How do you integrate \[\int {{x^2}{e^{{x^2}}}} dx\] using integration by parts?

Answer 1

Hint: Here, we will use ILATE and choose our first and second term. Then we will use the integration by parts formula and substitute the value in it. Finally, we will solve the equation by integrating and differentiating terms in it to get the required answer.
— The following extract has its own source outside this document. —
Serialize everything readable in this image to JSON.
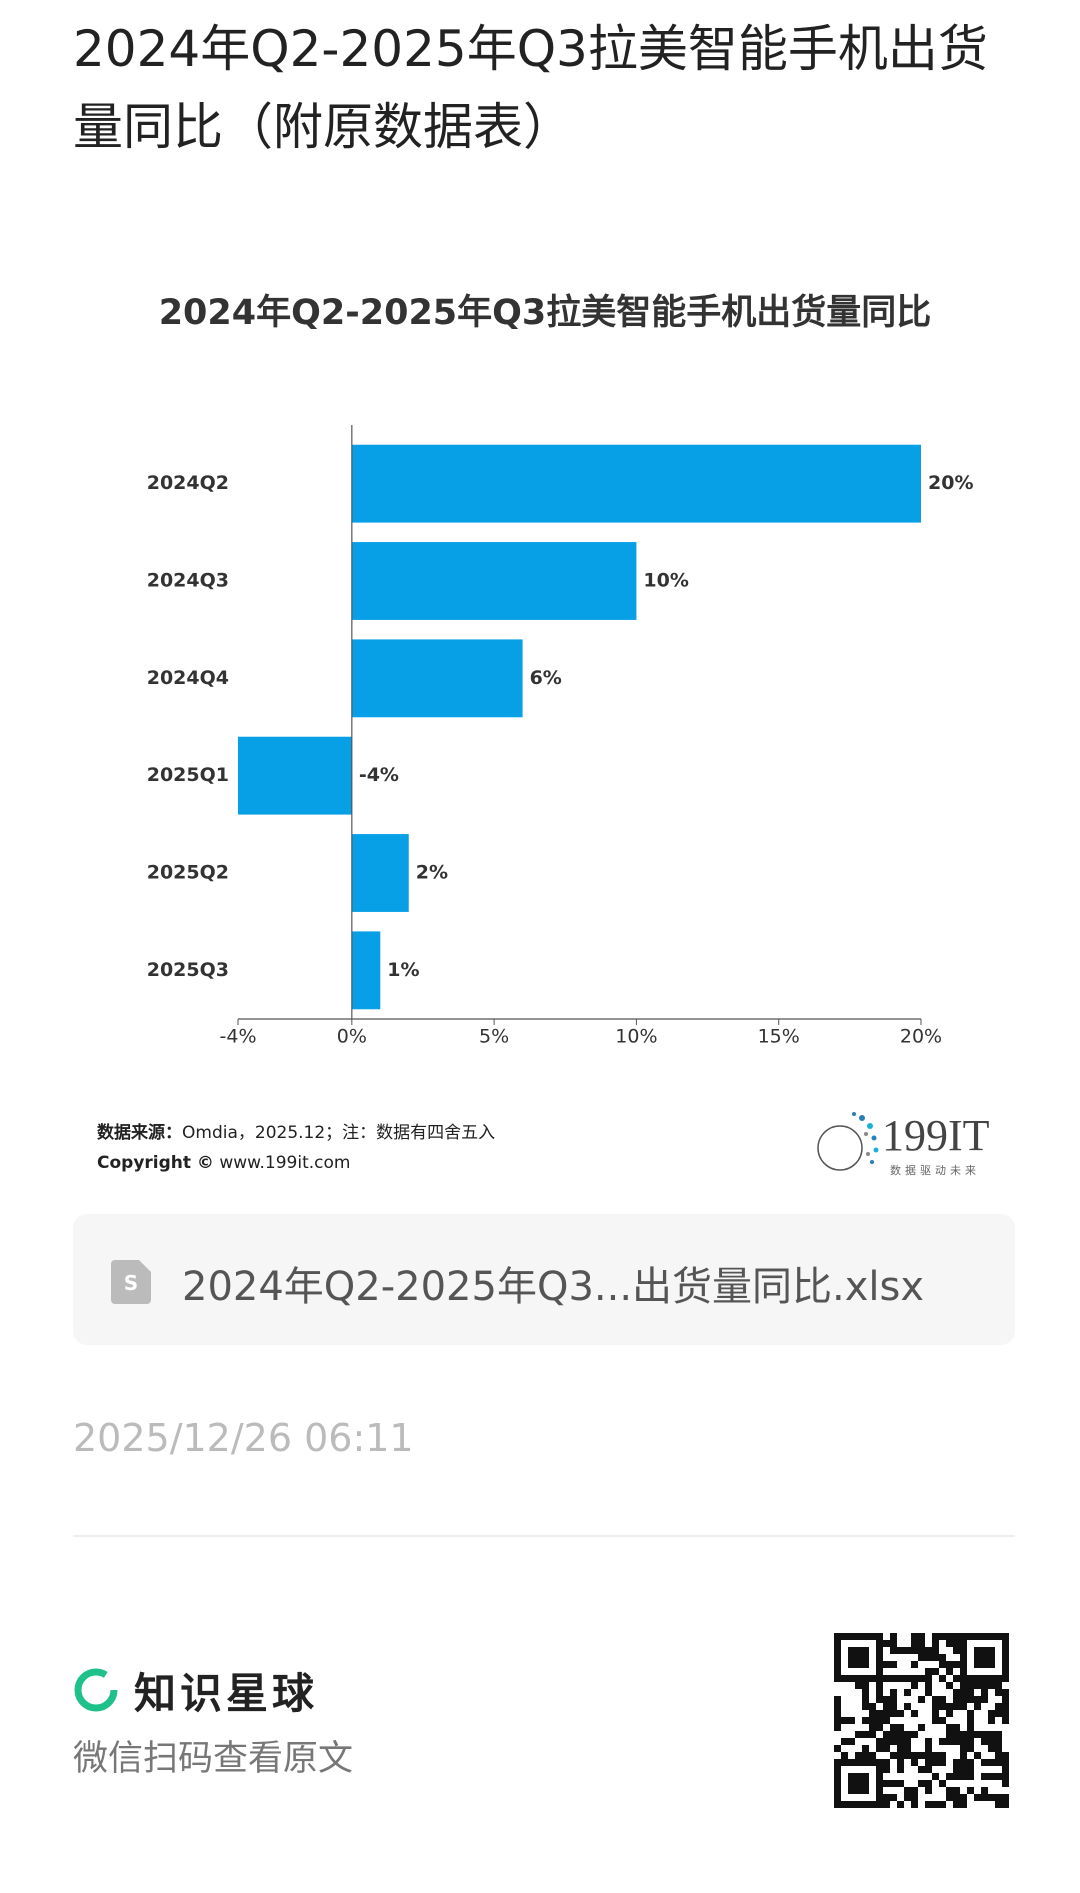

Complete step-by-step answer:
We have to integrate\[\int {{x^2}{e^{{x^2}}}} dx\]
So by ILATE method
First Term \[ = u\left( x \right) = {x^2}\]
Second Term \[ = v\left( x \right) = {e^{{x^2}}}\]
But to integrate \[{e^{{x^2}}}\]we need a \[x\]so that we can use substitution.
\[u\left( x \right) = x\]
\[v\left( x \right) = x \times {e^{{x^2}}}\]
Now as we know formula of by parts integration is:
\[\int {\left( {u\left( x \right)v\left( x \right)} \right)dx = u\left( x \right)\int {v\left( x \right)dx - \int {\left( {\dfrac{{d\left( {u\left( x \right)} \right)}}{{dx}}\int {v\left( x \right)dx} } \right)dx} } } \]
Substituting the value in the above equation, we get,
\[\int {{x^2}{e^{{x^2}}}} dx = x\int {x \times {e^{{x^2}}}dx - \int {\left( {\dfrac{{d\left( x \right)}}{{dx}}\int {x \times {e^{{x^2}}}} dx} \right)dx} } \]….\[\left( 2 \right)\]
To integrate the term inside the integration sign we will let
\[{x^2} = t\]
Now, differentiating with respect to\[x\]we get,
\[\begin{array}{l}2x = \dfrac{{dt}}{{dx}}\\x \times dx = \dfrac{{dt}}{2}\end{array}\]
Substituting above value in equation (2) we get,
\[\int {{x^2}{e^{{x^2}}}} dx = x\int {\dfrac{{{e^t}}}{2}dt - \int {\left( {\dfrac{{d\left( x \right)}}{{dx}}\int {\dfrac{{{e^t}}}{2}} dt} \right)dt} } \]
Now integrating \[{e^t}\]and differentiating\[x\] we get,
\[\int {{x^2}{e^{{x^2}}}} dx = x \times \dfrac{{{e^t}}}{2} - \int {1 \times \dfrac{{{e^t}}}{2}dx} \]
Replacing back the value of \[t = {x^2}\]we get,
\[\begin{array}{l}\int {{x^2}{e^{{x^2}}}} dx = \dfrac{{x{e^{{x^2}}}}}{2} - \int {\dfrac{{{e^{{x^2}}}}}{2}dx} \\\int {{x^2}{e^{{x^2}}}} dx = \dfrac{{x{e^{{x^2}}}}}{2} - \dfrac{1}{2}\int {{e^{{x^2}}}dx} \end{array}\]
Now we can’t further solve this equation because \[\int {{e^{{x^2}}}dx} \] has no closed form solution.

Note:
Integration is used to calculate areas, volume, and displacement. Integration is an inverse process of differentiation. The two types of integral are definite and Indefinite integral. Definite integral has both upper and lower limits on a real line. Indefinite integral on the other side is without defined upper and lower limits. Production rule is used when we have to find the integration of two values inside the integration side; this method is also known as Integration by parts. By using integration by parts we reduce the integrals in their standard form.